As I knelt, I couldn't help watching Eleanor. There was a distance in her eyes. I remembered that first surreal night in the Bürgermeisterin's rooms. I wondered what happened in the years since. Where was her prince while she was baiting us? And I thought about hell. I looked into that yawning abyss and acknowledged the absence of it, and of any reward for the righteous.

"I... am ready," Dara stammered.

"Can I turn around?"

"Please."

She had thrown her soiled skirts over Eva's body, and she was wearing my gown.

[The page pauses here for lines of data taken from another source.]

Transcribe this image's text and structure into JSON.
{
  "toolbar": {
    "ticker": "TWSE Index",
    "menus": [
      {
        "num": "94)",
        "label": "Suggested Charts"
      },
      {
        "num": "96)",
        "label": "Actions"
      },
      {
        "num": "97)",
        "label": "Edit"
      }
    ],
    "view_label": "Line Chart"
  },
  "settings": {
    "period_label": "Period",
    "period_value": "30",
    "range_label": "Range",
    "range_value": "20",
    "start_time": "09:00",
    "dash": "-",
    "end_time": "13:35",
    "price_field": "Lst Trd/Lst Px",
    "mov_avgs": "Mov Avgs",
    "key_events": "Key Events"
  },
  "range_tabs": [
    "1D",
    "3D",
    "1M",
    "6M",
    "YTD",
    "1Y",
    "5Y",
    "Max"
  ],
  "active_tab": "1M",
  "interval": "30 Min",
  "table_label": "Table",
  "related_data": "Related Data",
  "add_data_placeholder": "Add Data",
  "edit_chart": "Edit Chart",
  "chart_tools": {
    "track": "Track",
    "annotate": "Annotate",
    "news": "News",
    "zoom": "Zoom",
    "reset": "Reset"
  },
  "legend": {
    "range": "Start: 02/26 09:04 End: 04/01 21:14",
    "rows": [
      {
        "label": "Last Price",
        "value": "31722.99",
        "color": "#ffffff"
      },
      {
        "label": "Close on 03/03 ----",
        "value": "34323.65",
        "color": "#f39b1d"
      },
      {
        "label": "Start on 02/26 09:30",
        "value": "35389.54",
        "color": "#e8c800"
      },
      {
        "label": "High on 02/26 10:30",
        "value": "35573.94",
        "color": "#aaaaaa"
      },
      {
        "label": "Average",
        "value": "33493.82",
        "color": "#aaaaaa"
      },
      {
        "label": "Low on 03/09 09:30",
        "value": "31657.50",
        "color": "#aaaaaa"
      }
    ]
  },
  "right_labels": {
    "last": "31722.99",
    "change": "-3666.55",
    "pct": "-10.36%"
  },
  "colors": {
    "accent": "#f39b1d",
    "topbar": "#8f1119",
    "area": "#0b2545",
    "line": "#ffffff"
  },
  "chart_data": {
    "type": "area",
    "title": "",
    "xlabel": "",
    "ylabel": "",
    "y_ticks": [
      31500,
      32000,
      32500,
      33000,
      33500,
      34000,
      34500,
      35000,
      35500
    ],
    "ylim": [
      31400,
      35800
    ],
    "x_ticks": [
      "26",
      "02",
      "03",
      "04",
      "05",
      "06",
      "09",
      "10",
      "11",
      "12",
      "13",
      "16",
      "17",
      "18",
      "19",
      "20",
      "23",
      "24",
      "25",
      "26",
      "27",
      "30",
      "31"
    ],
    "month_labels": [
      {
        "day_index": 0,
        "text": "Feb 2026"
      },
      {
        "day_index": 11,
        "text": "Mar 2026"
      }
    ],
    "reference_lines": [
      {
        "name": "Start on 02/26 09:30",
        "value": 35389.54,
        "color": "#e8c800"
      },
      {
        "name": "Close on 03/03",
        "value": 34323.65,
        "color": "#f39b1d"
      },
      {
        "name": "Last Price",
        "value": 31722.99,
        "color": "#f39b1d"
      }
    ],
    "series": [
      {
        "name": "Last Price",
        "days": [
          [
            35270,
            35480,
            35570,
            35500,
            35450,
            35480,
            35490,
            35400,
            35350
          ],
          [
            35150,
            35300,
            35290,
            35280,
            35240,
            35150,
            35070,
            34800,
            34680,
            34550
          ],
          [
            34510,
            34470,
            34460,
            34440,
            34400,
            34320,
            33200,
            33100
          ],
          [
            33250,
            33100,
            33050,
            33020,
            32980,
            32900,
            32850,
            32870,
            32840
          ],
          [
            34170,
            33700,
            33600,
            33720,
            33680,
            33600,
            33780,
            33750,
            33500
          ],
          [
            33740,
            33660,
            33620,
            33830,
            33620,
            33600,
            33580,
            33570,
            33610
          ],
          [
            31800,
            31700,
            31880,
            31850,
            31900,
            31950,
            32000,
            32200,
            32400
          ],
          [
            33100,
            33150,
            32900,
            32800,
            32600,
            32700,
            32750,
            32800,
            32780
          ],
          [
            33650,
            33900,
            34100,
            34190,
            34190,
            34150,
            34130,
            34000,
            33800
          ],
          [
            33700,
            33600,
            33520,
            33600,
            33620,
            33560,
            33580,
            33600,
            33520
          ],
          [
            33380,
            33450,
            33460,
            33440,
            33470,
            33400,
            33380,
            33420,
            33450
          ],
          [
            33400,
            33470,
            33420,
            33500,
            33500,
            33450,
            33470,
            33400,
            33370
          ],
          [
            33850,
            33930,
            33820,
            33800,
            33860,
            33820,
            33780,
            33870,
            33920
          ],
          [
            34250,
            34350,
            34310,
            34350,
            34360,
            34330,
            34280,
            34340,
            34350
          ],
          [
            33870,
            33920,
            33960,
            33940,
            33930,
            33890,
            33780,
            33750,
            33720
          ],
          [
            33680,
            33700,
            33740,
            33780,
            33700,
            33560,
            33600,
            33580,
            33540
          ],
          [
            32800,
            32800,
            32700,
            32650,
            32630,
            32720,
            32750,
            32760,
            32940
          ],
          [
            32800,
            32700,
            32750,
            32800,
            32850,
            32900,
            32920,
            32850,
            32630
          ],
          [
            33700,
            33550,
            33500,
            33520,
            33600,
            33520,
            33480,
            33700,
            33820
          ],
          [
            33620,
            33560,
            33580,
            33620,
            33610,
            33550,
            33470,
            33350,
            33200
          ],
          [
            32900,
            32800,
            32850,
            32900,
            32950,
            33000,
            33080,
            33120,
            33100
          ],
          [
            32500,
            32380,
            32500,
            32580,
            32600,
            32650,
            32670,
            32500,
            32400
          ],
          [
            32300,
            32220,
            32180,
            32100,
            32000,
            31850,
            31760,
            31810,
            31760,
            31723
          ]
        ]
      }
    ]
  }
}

It hung off her hips and trailed on the ground.

"Here." She let me stand behind her and adjust the fit.

"Thank you. Truly."

I sat, and Dara settled down next to me. The torches flickered, dimmer than they had been. It was cold in that cell, she hadn't slept properly for days. She curled up beside me with her head on my shoulder and took my hand. I couldn't imagine her finding the courage to deceive Enzo.

"Who was really their... Was it someone you know well, or..."

"Very well. Neighbour in Lviv. Because he has family of his own, it was a good secret. I should have seen the lie."

"You couldn't take that chance. Imagine." I shivered in sympathy.

Eleanor was staring again, more focused than before. I tried not to stare back.

"Any regrets?" I said softly to Dara. "Any unfinished business?"

My cell mate shook her head. Gripped my hand a little tighter. "God forgive me, too many things."

"Then we'll pray for that," I said.

Just like all those times I'd held the host on my filthy tongue. All those times I'd knelt, humble, and offered my mouth for the relief of others, I spoke the words sincerely, I always did. The way you might wish on a star though you know full well it's a ball of gas a billion miles away. It was some comfort to me, and it seemed to give Dara peace. I held her hand until her breathing slowed, and her body finally relaxed. She drifted off with her own prayer on her lips, and my pater noster tailed away into silence.

I considered every object in our cell. Nothing heavy enough, nothing sharp enough, nothing poisonous, nothing.

The chill seeped from the stones through my meager linens. I can't say I knew what was in store for me, but I had some insight then. To Eleanor, I was nothing but a useful object that Lugoz once dropped in her pocket. For a time, during my lessons with Brother Cosmas, I had felt she was preparing me for higher things. Perhaps that's what this was, I reasoned. More of the same. A metamorphosis from crude tool into what? Something like her? Something like Enzo?

Something like her. The more I thought about it, the more certain I became. She would have me destroy these women, the act would destroy some human quality in me that she needed to extinguish. Though I had attacked Eva to preserve myself without hesitation, I balked at doing the same to Dara now I knew what it meant. To destroy the human part of myself.

"Please give me a blade, your grace," I said quietly.

Eleanor seemed to consider my request, though she didn't answer.

"Please?"

"And if it is my will to see her suffer?" the vampire said.

The unfairness of her words stung. The desire I felt twisted, I would cut out my own heart to please her, what did Dara matter?

"You already had me, don't you see? Without any of this."

"Then it must be for some other purpose, Elizabeth. Or I am wasting my time."

The exhausted woman asleep on my shoulder breathed slowly, deeply. Every kill I'd made before had been for my own good reasons. I cared nothing for Enzo's wife.

"She is weak," I hissed, unable to contain my frustration any longer, "a harmless innocent, that never so much as raised her voice to me in anger."